I lived in Switzerland for about a year when I was sixteen. I attended a french-language high school (probably acually a Lyceum, but I’ll have to look it up) called L’École Nouvelle de la Suisse Romande (roughly, “The New School of Romance Switzerland”). La Suisse Romande is a geographical subsection of Switzerland that may be understood, if vaguely, to mean “the non-german-speaking parts”; that’s pretty much the southern edge of the country.

While there, I learned to speak French, sorta, and got a taste for Swiss cuisine. Yes, yes, Swiss cuisine is like German food with really good cheese, but there’s more to it. There are really stinky sweetmeat-and-cabbage sausages called “saucissons” for example; and then there’s the wine they grow around Lake Geneva (“Lac Léman”), the body of water on which Lausanne is situated.

This wine is the wine around which my palate for wine formed, and all other wines are tasted in relation to it, at a pre-analytic level. This is despite my father’s best efforts to inculcate a well-formed palate on my part. He’s a winemaker of really long standing (his first batches were bottled around the time I was two, unless there are some even earlier vintages of which I’m unaware) and he’s damn good at it.

Now, let me clarify a bit: I know about wines, to an extent, and can taste wine with reasonable depth. I enjoy all sorts of wine. In fact, of late, my taste is moving toward sweeter wines, such as Reislings and the like. What I know about wine, and my long-standing interest in it, is due to the good offices of my father. Thanks, Pops!
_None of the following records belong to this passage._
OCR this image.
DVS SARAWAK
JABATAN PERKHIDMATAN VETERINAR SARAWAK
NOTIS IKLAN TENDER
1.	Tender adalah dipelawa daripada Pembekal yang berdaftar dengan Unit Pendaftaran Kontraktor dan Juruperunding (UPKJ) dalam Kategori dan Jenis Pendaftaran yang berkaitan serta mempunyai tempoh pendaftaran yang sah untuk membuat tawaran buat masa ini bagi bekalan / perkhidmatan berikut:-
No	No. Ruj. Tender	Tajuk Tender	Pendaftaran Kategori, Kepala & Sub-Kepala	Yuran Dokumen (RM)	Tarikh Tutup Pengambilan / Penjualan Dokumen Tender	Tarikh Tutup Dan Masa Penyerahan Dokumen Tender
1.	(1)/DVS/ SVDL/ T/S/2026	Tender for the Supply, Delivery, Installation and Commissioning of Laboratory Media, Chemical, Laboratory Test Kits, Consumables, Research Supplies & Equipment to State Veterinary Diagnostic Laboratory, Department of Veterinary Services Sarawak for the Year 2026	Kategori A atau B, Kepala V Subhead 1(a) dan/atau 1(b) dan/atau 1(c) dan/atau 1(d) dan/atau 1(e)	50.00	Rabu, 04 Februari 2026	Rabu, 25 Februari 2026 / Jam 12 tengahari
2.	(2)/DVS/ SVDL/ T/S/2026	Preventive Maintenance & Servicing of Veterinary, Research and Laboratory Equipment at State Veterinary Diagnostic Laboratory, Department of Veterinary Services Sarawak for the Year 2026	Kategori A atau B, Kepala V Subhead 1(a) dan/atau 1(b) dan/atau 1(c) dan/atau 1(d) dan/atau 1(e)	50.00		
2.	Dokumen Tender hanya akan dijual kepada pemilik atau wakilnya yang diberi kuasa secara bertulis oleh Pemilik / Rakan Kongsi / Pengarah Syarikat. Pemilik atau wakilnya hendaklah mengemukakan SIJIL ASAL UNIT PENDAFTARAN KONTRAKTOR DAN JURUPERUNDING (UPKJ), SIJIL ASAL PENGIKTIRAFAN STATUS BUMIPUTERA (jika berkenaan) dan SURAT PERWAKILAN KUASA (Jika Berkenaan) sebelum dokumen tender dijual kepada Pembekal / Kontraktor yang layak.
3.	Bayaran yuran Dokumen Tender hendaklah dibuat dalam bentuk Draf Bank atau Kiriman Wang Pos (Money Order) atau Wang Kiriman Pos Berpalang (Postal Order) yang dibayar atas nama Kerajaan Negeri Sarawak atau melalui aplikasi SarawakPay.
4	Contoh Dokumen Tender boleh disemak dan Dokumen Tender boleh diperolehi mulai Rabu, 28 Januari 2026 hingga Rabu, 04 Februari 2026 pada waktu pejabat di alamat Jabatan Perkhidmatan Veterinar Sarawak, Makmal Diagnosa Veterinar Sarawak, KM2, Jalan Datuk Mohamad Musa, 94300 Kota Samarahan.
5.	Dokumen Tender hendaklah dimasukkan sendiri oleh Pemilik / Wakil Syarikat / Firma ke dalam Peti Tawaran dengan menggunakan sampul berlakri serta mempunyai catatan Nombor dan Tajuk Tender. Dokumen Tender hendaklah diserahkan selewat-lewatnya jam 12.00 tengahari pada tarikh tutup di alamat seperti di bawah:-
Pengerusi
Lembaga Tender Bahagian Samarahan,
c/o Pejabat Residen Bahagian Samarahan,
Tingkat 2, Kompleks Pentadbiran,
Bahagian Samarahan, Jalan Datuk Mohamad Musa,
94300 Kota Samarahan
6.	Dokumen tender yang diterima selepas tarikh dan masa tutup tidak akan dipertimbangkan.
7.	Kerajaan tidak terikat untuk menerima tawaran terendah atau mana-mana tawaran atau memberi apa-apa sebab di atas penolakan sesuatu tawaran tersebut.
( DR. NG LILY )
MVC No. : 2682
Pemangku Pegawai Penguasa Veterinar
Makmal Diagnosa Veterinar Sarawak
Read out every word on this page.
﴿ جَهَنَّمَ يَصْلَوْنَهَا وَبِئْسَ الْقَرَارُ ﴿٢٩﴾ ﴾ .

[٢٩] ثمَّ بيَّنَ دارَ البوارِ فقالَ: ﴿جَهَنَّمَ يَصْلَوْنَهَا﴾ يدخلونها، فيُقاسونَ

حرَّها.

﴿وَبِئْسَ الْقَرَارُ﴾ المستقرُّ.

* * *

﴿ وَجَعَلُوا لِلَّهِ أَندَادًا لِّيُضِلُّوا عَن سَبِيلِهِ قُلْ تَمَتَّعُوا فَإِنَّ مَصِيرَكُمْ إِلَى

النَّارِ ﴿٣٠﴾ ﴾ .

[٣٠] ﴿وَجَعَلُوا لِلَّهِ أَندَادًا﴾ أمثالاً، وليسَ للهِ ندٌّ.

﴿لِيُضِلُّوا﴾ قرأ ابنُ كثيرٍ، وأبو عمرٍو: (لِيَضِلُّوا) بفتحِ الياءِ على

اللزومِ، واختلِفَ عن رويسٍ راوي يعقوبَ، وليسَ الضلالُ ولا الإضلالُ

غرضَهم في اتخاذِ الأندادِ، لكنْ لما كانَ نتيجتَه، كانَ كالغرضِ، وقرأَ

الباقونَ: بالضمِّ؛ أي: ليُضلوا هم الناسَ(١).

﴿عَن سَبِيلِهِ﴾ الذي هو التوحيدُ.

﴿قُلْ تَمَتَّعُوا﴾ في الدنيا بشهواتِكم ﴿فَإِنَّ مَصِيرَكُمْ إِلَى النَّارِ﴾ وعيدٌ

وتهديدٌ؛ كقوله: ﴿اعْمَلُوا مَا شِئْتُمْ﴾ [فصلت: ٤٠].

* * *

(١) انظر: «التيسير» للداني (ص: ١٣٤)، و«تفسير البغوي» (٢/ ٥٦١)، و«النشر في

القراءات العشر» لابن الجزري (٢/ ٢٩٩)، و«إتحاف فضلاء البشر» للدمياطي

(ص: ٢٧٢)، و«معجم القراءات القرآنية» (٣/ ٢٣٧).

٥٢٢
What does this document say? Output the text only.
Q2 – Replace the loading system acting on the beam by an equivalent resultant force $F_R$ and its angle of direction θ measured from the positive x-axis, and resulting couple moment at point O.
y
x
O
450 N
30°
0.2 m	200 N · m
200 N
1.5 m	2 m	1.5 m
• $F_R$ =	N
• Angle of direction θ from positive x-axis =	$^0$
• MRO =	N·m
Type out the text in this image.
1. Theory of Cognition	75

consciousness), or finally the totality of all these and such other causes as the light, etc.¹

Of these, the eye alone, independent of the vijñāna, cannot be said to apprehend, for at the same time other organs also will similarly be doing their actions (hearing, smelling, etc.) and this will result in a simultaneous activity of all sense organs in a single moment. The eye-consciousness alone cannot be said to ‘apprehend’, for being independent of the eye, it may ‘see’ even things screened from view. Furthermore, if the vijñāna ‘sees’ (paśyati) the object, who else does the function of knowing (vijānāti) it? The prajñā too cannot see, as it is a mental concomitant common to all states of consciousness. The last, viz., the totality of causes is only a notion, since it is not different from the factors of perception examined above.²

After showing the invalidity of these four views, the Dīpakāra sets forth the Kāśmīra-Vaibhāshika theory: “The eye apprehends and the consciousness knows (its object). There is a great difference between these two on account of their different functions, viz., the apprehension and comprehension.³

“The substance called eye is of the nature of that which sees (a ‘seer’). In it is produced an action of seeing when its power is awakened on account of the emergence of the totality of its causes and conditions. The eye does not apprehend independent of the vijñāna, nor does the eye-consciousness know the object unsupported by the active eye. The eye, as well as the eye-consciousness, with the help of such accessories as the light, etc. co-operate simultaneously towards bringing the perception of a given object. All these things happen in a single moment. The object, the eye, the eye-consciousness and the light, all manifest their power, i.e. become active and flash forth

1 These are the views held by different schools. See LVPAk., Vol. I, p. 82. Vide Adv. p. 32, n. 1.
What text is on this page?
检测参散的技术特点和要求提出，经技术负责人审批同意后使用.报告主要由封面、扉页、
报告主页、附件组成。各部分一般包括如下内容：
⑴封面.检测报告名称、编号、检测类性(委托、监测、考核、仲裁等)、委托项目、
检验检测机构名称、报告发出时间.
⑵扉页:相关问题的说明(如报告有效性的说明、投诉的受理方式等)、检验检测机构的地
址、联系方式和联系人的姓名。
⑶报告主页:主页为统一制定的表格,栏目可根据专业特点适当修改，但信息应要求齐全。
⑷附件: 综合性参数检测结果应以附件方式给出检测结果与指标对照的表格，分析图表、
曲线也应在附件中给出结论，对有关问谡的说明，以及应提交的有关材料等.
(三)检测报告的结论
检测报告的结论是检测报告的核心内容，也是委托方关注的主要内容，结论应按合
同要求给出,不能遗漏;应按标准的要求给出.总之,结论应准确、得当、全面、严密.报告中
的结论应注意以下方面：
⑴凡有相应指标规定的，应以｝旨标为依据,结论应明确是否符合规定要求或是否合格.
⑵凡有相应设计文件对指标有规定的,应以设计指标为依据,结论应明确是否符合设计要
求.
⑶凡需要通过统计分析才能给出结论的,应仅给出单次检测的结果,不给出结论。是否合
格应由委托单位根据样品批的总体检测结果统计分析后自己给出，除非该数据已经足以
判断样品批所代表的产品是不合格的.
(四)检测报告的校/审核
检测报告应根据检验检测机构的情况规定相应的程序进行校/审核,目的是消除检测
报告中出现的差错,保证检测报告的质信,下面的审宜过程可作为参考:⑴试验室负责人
However, because the Swiss wines grown near Lausanne are both rare enough (the Swiss don’t export the wine, by and large) and deeply-seated enough in my mind, these wines have the capacity to, quite literally, move me to tears when I have the good fortune to encounter them.

On Wednesday I was strolling through the aisles of one of our ever-multiplying neighborhood grocery stores when I saw the wines I have included photos of here. “Hm”, thought I, “a white cross on a red field. Hunh, that’s similar to the SWISS FLAG! Could these wines be from near Lausanne?”

So I bought one.

I opened it as soon as I got home to taste it, and, as Emeril sez, BAM!

As it turns out, the white cross on a red shield is the emblem of the Savoys, who had some sort of political sway in Switzerland for a period of time. The French département of Savoy is, in fact, the part of France right across the lake from Lausanne. These wines are really as close as I can reasonably expect to get to vins Vaudois or Valaisienne.

Especially as close as I can reasonably expect to find by walking around at random in the neighborhood.

All roads lead to Rome, I guess. Who’s the tribune this annum?

One thought on “Swiss wines

  1. Do you know what burglar’s wine is? It is listed under music below with no link? could you let me know the meaning and origin of this term. Milly


    Sure thing, Milly.

    Burglar’s Wine is the name of the band I play with at the moment. It’s from an old murder balled, “Down in the Willow Garden,” and is a reference to a Mickey Finn – a drink that has been drugged to knock out the person that consumes it.

    http://sniff.numachi.com/~rickheit/dtrad/pages/tiWLLWGRDN;ttWLLWGRDN.html

    it’s a totally archaic usage and might even be some sort of coinage by the original author of the song, since it does not seem to appear in other contexts.